The word “autonomy” is somewhat ambiguous and it has fueled debates throughout the tech industry about when automated systems—like artificial intelligence coding agents, self-driving cars, or self-igniting weapons—become truly autonomous.

Plumb said the idea of ​​automated systems making life and death decisions independently is “too binary” and the reality is less “science fiction”. Instead, she suggested that the Pentagon’s use of AI systems is actually a collaboration between humans and machines, where senior leaders make active decisions throughout the process.

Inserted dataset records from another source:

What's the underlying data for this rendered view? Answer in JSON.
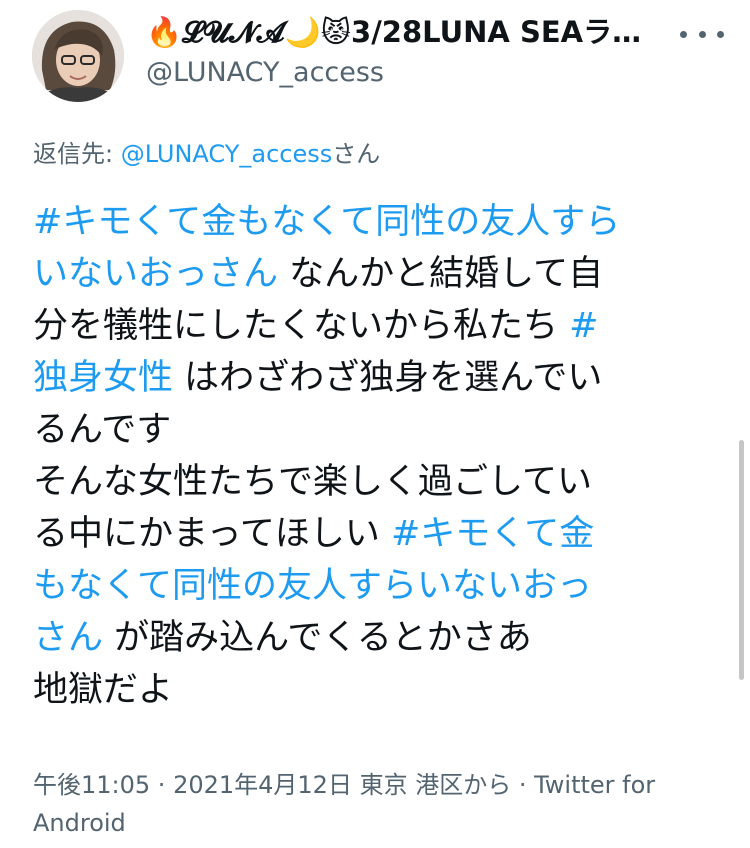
{
  "author": {
    "display_name": "🔥𝓛𝓤𝓝𝓐🌙😾3/28LUNA SEAラ…",
    "handle": "@LUNACY_access"
  },
  "reply": {
    "prefix": "返信先: ",
    "target": "@LUNACY_access",
    "suffix": "さん"
  },
  "tweet": {
    "l1_tag": "#キモくて金もなくて同性の友人すら",
    "l2_tag": "いないおっさん",
    "l2_text": " なんかと結婚して自",
    "l3_text": "分を犠牲にしたくないから私たち ",
    "l3_tag": "#",
    "l4_tag": "独身女性",
    "l4_text": " はわざわざ独身を選んでい",
    "l5_text": "るんです",
    "l6_text": "そんな女性たちで楽しく過ごしてい",
    "l7_text": "る中にかまってほしい ",
    "l7_tag": "#キモくて金",
    "l8_tag": "もなくて同性の友人すらいないおっ",
    "l9_tag": "さん",
    "l9_text": " が踏み込んでくるとかさあ",
    "l10_text": "地獄だよ"
  },
  "meta": {
    "time": "午後11:05",
    "sep1": " · ",
    "date": "2021年4月12日",
    "location": " 東京 港区から",
    "sep2": " · ",
    "source": "Twitter for Android"
  },
  "colors": {
    "link": "#1d9bf0",
    "text": "#0f1419",
    "secondary": "#536471"
  },
  "icons": {
    "more": "more-horizontal-icon"
  }
}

“People think about it as if they are robots somewhere, and then a gonculator [a fictional autonomous machine] he spits out a sheet of paper and people just check the box,” Plumb said. “That’s not how human-machine alliances work, and it’s not an efficient way to use these types of AI systems.”

AI security in the Pentagon

Military partnerships haven’t always gone down well with Silicon Valley employees. Last year there were dozens of Amazon and Google employees fired and arrested after protesting their companies’ military contracts with Israelcloud offerings under the code name “Project Nimbus”.

In comparison, there has been a rather muted response from the AI ​​community. Some AI researchers, such as Evan Hubinger of Anthropic, say the use of AI in the military is inevitable, and that working directly with the military to ensure it gets it right is key.

“If you take the catastrophic risks of AI seriously, the US government is an extremely important actor to work with, and trying to just block the US government from using AI is not a sustainable strategy,” Hubinger said in November. post on the LessWrong online forum. “It’s not enough to just focus on catastrophic risks, you also have to prevent any way the government could misuse your models.”